Aim: To determine the point-prevalence of patients fulfilling hospital-specific Medical Emergency Team (MET) criteria and their subsequent outcomes.
Method: Inpatients from 10 hospitals with established METs were enrolled for a prospective, point-prevalence study. If MET criteria were present during a set of vital signs, the ward manager was notified. MET activations, unplanned Intensive Care Unit (ICU) admissions, cardiac arrests, Limitations of Medical Treatment (LOMT), hospital discharge and follow-up mortality data were collected.

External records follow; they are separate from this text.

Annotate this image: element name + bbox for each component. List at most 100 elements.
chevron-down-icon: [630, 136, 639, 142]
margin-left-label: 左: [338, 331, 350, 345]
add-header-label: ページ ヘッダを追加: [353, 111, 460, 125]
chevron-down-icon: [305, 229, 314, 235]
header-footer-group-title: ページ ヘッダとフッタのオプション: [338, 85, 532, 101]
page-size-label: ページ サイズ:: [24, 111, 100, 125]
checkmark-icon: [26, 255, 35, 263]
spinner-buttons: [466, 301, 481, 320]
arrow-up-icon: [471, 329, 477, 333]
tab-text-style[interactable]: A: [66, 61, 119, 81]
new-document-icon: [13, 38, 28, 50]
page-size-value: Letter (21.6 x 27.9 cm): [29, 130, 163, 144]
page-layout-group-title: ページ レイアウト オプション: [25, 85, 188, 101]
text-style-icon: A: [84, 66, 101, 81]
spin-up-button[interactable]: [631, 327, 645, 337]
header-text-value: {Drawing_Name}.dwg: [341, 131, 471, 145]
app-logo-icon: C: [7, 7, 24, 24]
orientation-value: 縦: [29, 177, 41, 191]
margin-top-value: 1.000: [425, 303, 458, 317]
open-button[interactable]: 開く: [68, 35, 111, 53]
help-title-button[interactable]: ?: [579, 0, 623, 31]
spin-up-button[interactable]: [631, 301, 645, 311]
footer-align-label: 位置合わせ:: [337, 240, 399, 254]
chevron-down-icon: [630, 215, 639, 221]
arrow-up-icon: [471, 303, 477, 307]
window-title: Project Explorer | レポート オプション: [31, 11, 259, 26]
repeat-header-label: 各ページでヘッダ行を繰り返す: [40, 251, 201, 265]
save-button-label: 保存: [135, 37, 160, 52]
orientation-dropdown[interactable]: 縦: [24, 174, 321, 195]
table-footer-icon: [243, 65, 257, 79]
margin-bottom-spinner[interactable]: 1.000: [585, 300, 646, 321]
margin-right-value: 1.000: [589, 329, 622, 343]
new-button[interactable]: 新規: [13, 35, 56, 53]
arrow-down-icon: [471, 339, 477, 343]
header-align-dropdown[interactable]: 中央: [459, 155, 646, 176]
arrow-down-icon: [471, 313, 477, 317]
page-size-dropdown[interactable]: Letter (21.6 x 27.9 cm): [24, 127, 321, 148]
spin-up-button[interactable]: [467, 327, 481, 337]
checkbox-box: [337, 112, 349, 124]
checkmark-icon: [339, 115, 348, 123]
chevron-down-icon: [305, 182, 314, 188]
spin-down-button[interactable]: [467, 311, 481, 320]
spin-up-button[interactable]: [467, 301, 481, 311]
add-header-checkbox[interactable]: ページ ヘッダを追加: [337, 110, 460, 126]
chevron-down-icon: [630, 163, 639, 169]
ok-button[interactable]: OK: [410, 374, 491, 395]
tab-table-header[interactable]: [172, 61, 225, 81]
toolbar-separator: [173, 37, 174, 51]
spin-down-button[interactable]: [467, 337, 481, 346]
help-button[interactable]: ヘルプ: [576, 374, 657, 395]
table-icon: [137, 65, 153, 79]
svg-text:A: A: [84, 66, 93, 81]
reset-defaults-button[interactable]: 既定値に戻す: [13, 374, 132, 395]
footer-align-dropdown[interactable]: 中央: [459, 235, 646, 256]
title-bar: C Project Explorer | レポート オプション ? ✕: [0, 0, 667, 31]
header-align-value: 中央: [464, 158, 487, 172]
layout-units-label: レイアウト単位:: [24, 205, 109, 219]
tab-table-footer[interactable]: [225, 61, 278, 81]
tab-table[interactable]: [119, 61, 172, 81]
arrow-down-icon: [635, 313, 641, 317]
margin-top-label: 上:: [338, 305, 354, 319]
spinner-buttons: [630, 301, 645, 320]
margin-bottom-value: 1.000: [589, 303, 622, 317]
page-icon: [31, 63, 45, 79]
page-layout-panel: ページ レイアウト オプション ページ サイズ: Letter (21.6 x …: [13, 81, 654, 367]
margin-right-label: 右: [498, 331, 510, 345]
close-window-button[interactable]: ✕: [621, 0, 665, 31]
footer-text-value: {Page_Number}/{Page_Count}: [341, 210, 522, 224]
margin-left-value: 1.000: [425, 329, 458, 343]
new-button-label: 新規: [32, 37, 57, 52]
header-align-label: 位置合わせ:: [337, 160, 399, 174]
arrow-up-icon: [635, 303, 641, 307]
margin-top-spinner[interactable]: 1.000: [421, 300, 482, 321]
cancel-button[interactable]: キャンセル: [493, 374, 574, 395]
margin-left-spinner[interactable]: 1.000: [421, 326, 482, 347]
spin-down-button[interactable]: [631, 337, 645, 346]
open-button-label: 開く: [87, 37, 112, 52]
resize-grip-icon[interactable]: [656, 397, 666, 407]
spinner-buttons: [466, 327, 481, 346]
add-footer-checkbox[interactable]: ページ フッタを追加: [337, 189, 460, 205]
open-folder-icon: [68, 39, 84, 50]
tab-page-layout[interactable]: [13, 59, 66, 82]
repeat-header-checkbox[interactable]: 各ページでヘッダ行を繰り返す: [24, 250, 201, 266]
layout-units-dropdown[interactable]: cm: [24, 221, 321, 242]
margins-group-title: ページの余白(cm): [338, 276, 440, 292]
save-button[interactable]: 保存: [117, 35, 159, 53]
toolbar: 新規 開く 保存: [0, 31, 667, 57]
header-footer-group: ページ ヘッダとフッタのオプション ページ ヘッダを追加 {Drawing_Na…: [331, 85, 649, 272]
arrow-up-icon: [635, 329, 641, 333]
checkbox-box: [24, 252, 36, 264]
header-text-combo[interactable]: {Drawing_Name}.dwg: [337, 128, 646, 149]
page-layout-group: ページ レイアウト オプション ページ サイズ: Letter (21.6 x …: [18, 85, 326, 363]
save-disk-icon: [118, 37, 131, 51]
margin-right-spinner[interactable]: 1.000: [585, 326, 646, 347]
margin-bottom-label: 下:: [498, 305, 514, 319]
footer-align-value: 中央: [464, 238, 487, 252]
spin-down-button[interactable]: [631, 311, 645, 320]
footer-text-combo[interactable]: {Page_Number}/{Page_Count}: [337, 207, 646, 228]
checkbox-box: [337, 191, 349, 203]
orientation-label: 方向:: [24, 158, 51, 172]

Results: Of 1688 patients recruited, 3.26% (n=55) fulfilled MET criteria in a single set of vital signs. None of the 55 received MET review within 30 min of notification, 2 (3.6%) had MET review within the next 24h, none experienced cardiac arrests or unplanned ICU admissions during the follow-up period, and 13 (23.6%) had a LOMT order prior to fulfilling MET criteria. In-hospital mortality was significantly higher for patients fulfilling MET activation criteria (9.1%) compared to those that did not (2.6%; p=0.005, RR=2.95; 95% confidence interval (CI) 1.22-7.15), as was mortality at 30 days (RR=2.64; 95% CI 1.37-5.11) and 60 days (RR=1.94; 95% CI 1.11-3.40). The 30 day mortality in patients without an LOMT order was similar to patients without MET criteria (RR=0.94; 95% CI 0.24-3.7).
Conclusions: Approximately 1 in 30 hospitalised patients fulfilled MET criteria during data collection. The presence of MET criteria was associated with increased hospital, 30 and 60 day mortality, although much of this increased mortality seemed to be due to issues around end-of-life care. Despite ward manager notification, subsequent MET activation occurred infrequently in these hospitals with established METs. Further research is needed to assess factors that influence staff initiation of a MET call.